Shock waves from non-spherical cavitation bubbles

TL;DR

This study investigates shock wave emissions from non-spherical cavitation bubble collapses, revealing how bubble shape and deformation influence shock energy and pressure, and developing a predictive model based on experimental and theoretical analysis.

Contribution

It introduces a comprehensive framework linking bubble deformation to shock wave characteristics, advancing understanding of non-spherical cavitation dynamics.

Findings

Shock energy depends only on the anisotropy parameter $z$, regardless of bubble size or pressure.

Shock peak pressures can be estimated as jet impact-induced hammer pressures.
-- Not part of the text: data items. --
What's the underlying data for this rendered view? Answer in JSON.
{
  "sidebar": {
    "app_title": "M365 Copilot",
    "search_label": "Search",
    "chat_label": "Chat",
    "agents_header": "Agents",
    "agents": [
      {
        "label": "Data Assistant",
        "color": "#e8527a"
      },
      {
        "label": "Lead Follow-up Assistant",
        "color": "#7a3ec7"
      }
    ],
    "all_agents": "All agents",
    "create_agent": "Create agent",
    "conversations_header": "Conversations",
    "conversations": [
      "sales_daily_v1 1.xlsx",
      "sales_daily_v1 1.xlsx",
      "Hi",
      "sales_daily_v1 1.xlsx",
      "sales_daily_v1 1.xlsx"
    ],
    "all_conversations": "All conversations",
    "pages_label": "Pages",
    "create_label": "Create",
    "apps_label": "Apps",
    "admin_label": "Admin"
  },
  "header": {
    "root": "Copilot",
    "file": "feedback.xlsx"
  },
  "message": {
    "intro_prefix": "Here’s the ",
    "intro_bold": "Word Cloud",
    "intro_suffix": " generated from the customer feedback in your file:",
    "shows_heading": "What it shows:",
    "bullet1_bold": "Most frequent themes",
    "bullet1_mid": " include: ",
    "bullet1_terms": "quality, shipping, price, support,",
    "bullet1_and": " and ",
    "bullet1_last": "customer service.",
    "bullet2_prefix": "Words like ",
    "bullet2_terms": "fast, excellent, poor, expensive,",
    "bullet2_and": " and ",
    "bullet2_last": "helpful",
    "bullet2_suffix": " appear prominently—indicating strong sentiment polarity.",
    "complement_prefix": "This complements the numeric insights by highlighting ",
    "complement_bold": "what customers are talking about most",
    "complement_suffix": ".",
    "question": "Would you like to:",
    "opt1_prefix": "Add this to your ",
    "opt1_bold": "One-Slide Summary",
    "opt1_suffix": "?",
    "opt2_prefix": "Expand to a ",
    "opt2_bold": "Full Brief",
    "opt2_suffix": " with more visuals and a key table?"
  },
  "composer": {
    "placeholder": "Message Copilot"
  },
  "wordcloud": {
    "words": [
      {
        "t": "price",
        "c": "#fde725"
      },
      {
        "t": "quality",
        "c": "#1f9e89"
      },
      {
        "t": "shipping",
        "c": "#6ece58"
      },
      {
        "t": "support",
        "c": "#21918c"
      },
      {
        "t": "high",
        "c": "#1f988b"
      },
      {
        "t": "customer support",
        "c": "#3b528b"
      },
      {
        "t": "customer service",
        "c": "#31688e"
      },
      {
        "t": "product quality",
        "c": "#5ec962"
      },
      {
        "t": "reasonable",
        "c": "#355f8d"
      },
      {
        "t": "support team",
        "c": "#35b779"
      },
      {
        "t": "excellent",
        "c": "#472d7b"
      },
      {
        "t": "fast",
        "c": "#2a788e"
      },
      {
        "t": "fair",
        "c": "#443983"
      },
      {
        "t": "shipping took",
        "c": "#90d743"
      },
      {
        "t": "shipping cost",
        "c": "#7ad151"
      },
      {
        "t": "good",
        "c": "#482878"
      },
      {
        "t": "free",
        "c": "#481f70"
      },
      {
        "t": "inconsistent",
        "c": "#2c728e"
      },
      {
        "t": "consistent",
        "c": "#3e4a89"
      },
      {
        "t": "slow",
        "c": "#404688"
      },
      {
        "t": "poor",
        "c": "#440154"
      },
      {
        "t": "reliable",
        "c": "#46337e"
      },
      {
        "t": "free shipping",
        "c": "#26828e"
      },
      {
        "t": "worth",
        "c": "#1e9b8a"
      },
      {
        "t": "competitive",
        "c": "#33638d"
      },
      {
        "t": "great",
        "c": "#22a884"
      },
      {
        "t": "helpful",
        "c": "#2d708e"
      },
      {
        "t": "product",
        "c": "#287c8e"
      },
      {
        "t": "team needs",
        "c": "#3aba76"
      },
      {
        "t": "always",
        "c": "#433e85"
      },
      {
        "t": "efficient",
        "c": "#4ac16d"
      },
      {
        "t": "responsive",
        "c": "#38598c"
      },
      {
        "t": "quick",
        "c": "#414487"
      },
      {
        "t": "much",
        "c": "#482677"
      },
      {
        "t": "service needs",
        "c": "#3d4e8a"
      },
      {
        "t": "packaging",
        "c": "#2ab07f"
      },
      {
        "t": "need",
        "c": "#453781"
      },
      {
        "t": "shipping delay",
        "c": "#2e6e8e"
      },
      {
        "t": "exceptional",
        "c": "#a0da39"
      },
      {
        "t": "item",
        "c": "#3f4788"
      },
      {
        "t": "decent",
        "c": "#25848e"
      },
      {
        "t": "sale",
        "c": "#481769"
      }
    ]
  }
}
Shock energy decreases as $z^{-2/3}$ with increasing anisotropy.

Abstract

We present detailed observations of the shock waves emitted at the collapse of single cavitation bubbles using simultaneous time-resolved shadowgraphy and hydrophone pressure measurements. The geometry of the bubbles is systematically varied from spherical to very non-spherical by decreasing their distance to a free or rigid surface or by modulating the gravity-induced pressure gradient aboard parabolic flights. The non-spherical collapse produces multiple shocks that are clearly associated with different processes, such as the jet impact and the individual collapses of the distinct bubble segments. For bubbles collapsing near a free surface, the energy and timing of each shock are measured separately as a function of the anisotropy parameter $\zeta$, which represents the dimensionless equivalent of the Kelvin impulse. For a given source of bubble deformation (free surface, rigid surface or gravity), the normalized shock energy depends only on $\zeta$, irrespective of the bubble radius $R_{0}$ and driving pressure $\Delta p$. Based on this finding, we develop a predictive framework for the peak pressure and energy of shock waves from non-spherical bubble collapses. Combining statistical analysis of the experimental data with theoretical derivations, we find that the shock peak pressures can be estimated as jet impact-induced hammer pressures, expressed as $p_{h} = 0.45\left(\rho c^{2}\Delta p\right)^{1/2} \zeta^{-1}$ at $\zeta > 10^{-3}$. The same approach is found to explain the shock energy quenching as a function of $\zeta^{-2/3}$.